Quando i due uomini si mossero verso la casa, rimase un po’ indietro. Per questo si perse l’inizio della conversazione. Quando entrò, il caffè borbottava lungo il cannello, e Luciano stava completando il suo discorso:

“… data la situazione, è meglio che vi spostiate al paese per qualche settimana.”

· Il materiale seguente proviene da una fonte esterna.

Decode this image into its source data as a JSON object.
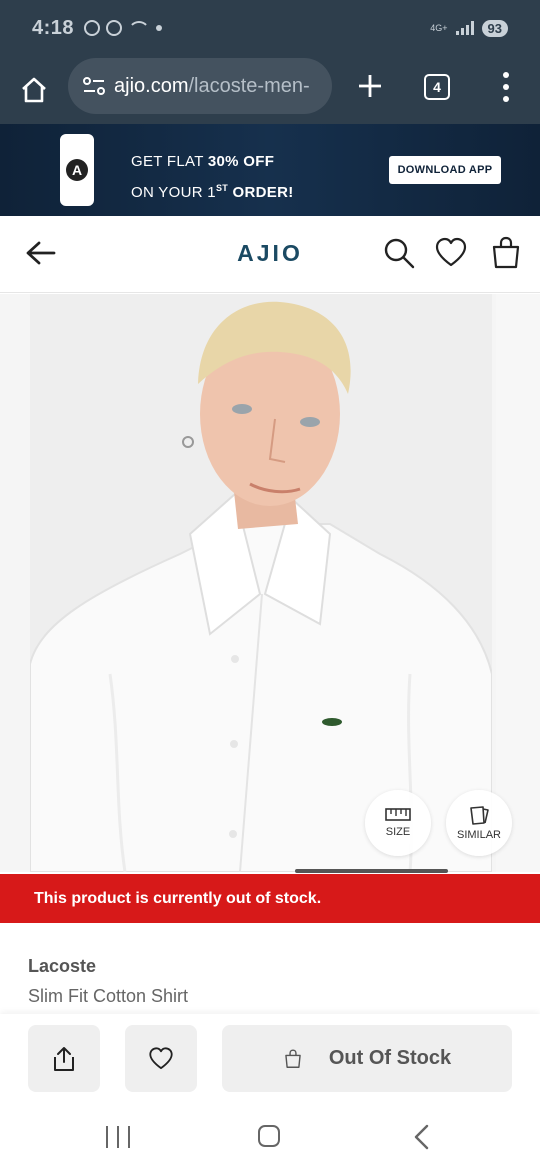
{
  "status_bar": {
    "time": "4:18",
    "network_label": "4G+",
    "battery": "93",
    "icons": [
      "whatsapp-icon",
      "whatsapp-icon",
      "wifi-call-icon",
      "dot-icon",
      "signal-icon",
      "battery-icon"
    ]
  },
  "browser": {
    "url_domain": "ajio.com",
    "url_path": "/lacoste-men-",
    "tab_count": "4"
  },
  "promo": {
    "line1_prefix": "GET FLAT ",
    "line1_bold": "30% OFF",
    "line2_prefix": "ON YOUR 1",
    "line2_sup": "ST",
    "line2_bold": " ORDER!",
    "download_label": "DOWNLOAD APP",
    "app_logo_letter": "A"
  },
  "header": {
    "brand": "AJIO"
  },
  "product_image": {
    "size_label": "SIZE",
    "similar_label": "SIMILAR"
  },
  "stock_notice": "This product is currently out of stock.",
  "product": {
    "brand": "Lacoste",
    "name": "Slim Fit Cotton Shirt"
  },
  "actions": {
    "out_of_stock_label": "Out Of Stock"
  },
  "colors": {
    "status_bg": "#2e3e4c",
    "brand_teal": "#1b4a63",
    "alert_red": "#d71919"
  }
}
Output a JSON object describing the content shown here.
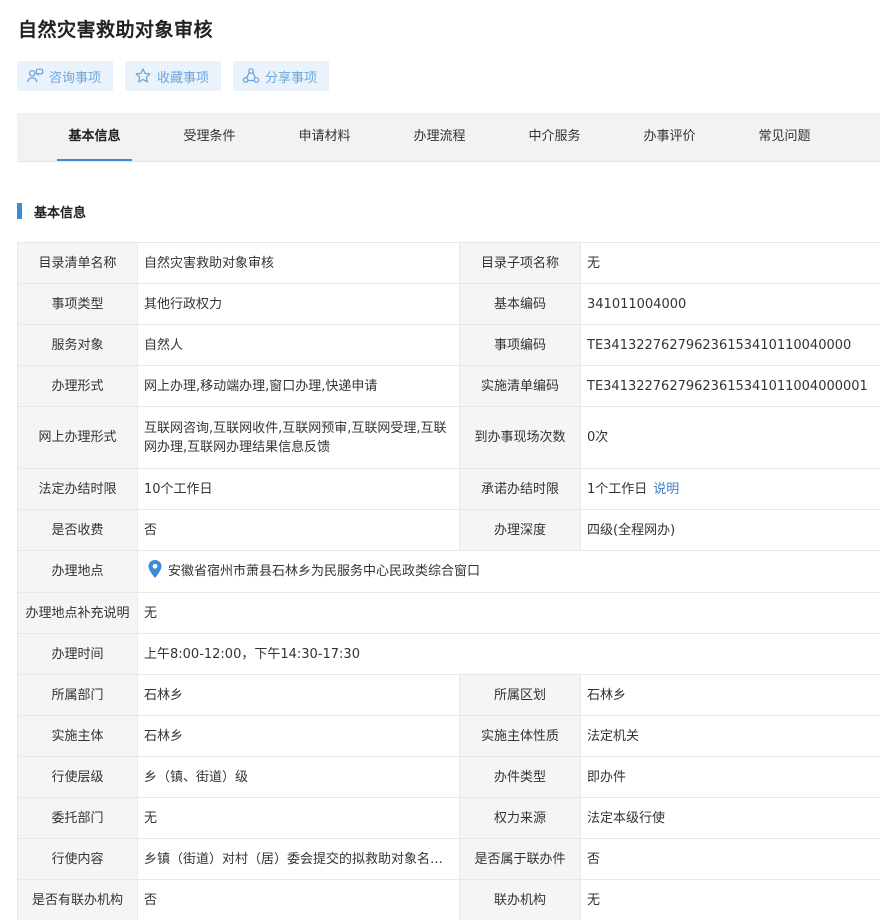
{
  "page": {
    "title": "自然灾害救助对象审核"
  },
  "actions": [
    {
      "label": "咨询事项",
      "icon": "consult-icon"
    },
    {
      "label": "收藏事项",
      "icon": "star-icon"
    },
    {
      "label": "分享事项",
      "icon": "share-icon"
    }
  ],
  "tabs": [
    "基本信息",
    "受理条件",
    "申请材料",
    "办理流程",
    "中介服务",
    "办事评价",
    "常见问题"
  ],
  "active_tab": "基本信息",
  "section": {
    "title": "基本信息"
  },
  "colors": {
    "accent": "#3b8cd8",
    "action_bg": "#eaf3fc",
    "action_text": "#6aa6dd",
    "label_bg": "#f5f5f5",
    "link": "#3b7fc4"
  },
  "rows": [
    {
      "l1": "目录清单名称",
      "v1": "自然灾害救助对象审核",
      "l2": "目录子项名称",
      "v2": "无"
    },
    {
      "l1": "事项类型",
      "v1": "其他行政权力",
      "l2": "基本编码",
      "v2": "341011004000"
    },
    {
      "l1": "服务对象",
      "v1": "自然人",
      "l2": "事项编码",
      "v2": "TE341322762796236153410110040000"
    },
    {
      "l1": "办理形式",
      "v1": "网上办理,移动端办理,窗口办理,快递申请",
      "l2": "实施清单编码",
      "v2": "TE34132276279623615341011004000001"
    },
    {
      "l1": "网上办理形式",
      "v1": "互联网咨询,互联网收件,互联网预审,互联网受理,互联网办理,互联网办理结果信息反馈",
      "l2": "到办事现场次数",
      "v2": "0次"
    },
    {
      "l1": "法定办结时限",
      "v1": "10个工作日",
      "l2": "承诺办结时限",
      "v2": "1个工作日",
      "link": "说明"
    },
    {
      "l1": "是否收费",
      "v1": "否",
      "l2": "办理深度",
      "v2": "四级(全程网办)"
    },
    {
      "l1": "办理地点",
      "v1": "安徽省宿州市萧县石林乡为民服务中心民政类综合窗口"
    },
    {
      "l1": "办理地点补充说明",
      "v1": "无"
    },
    {
      "l1": "办理时间",
      "v1": "上午8:00-12:00，下午14:30-17:30"
    },
    {
      "l1": "所属部门",
      "v1": "石林乡",
      "l2": "所属区划",
      "v2": "石林乡"
    },
    {
      "l1": "实施主体",
      "v1": "石林乡",
      "l2": "实施主体性质",
      "v2": "法定机关"
    },
    {
      "l1": "行使层级",
      "v1": "乡（镇、街道）级",
      "l2": "办件类型",
      "v2": "即办件"
    },
    {
      "l1": "委托部门",
      "v1": "无",
      "l2": "权力来源",
      "v2": "法定本级行使"
    },
    {
      "l1": "行使内容",
      "v1": "乡镇（街道）对村（居）委会提交的拟救助对象名单进行审核",
      "l2": "是否属于联办件",
      "v2": "否"
    },
    {
      "l1": "是否有联办机构",
      "v1": "否",
      "l2": "联办机构",
      "v2": "无"
    }
  ]
}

Papi versò il caffè nella tazzina e la sistemò sul tavolo insieme allo zucchero, in silenzio. Fausto passava da uno all’altro gli occhi sgranati. Non ci voleva mica un genio, per capire che si trattava della donna assassinata. Probabilmente non erano ancora riusciti a trovare il colpevole.

Stava per parlare a Luciano dell’Adelina, quando Papi scosse la testa.

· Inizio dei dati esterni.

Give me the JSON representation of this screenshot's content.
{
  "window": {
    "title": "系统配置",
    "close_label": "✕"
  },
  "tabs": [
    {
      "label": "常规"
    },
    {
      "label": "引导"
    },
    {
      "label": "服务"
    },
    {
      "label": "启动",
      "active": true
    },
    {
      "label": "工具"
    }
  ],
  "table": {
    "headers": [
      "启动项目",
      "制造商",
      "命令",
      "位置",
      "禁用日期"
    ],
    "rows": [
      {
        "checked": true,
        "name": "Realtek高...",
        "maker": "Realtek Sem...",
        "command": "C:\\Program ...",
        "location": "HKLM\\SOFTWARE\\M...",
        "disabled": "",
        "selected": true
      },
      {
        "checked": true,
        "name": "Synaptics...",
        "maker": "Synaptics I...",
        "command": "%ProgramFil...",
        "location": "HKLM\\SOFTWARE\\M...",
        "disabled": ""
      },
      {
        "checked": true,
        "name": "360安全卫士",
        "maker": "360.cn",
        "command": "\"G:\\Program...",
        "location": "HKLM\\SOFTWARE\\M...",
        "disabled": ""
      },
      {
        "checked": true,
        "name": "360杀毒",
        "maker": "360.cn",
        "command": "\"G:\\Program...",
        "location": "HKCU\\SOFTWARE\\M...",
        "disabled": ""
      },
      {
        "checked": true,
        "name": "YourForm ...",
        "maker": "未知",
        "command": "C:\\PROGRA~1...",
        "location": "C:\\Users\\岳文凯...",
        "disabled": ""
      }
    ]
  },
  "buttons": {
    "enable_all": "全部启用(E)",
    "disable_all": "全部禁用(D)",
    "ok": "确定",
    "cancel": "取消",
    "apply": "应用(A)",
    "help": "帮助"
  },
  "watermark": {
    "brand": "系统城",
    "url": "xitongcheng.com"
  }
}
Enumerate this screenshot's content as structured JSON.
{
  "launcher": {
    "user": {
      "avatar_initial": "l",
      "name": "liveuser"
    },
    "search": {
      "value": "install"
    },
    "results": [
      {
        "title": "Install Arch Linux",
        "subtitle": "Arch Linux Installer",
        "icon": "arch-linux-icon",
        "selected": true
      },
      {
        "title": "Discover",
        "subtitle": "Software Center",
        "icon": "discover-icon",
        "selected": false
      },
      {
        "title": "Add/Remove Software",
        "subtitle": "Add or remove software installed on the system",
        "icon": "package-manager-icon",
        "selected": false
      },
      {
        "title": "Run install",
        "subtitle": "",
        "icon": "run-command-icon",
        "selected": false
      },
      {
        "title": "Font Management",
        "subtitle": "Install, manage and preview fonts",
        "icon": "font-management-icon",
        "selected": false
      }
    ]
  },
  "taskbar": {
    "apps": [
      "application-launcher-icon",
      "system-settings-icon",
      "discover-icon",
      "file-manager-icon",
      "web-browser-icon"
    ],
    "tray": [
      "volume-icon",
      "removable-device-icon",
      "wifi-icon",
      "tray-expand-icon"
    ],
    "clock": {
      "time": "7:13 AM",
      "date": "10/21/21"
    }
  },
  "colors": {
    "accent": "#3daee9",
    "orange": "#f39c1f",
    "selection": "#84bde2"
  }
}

“Niente da fare” disse. “Non lo mollo, questo posto. Mi è costato troppa fatica.”

Evidentemente pensava di dover sostenere la sua posizione; ma Luciano li sorprese entrambi scuotendo appena la testa, come se non si fosse aspettato nulla di diverso.

“Almeno il bambino…”

Dimenticando l’Adelina, Fausto schizzò su come se gli avessero acceso dei razzi sotto i piedi.

“Io non mi muovo!!”

Perché fosse ben chiaro che faceva sul serio, incrociò le braccia sul petto, allo stesso modo di Papi; il quale sorrise, scuotendo leggermente la testa, come a dire che non si considerava responsabile di quella presa di posizione.

Luciano scoppiò a ridere.

“Madonna benedetta, quanto le somiglia!” commentò.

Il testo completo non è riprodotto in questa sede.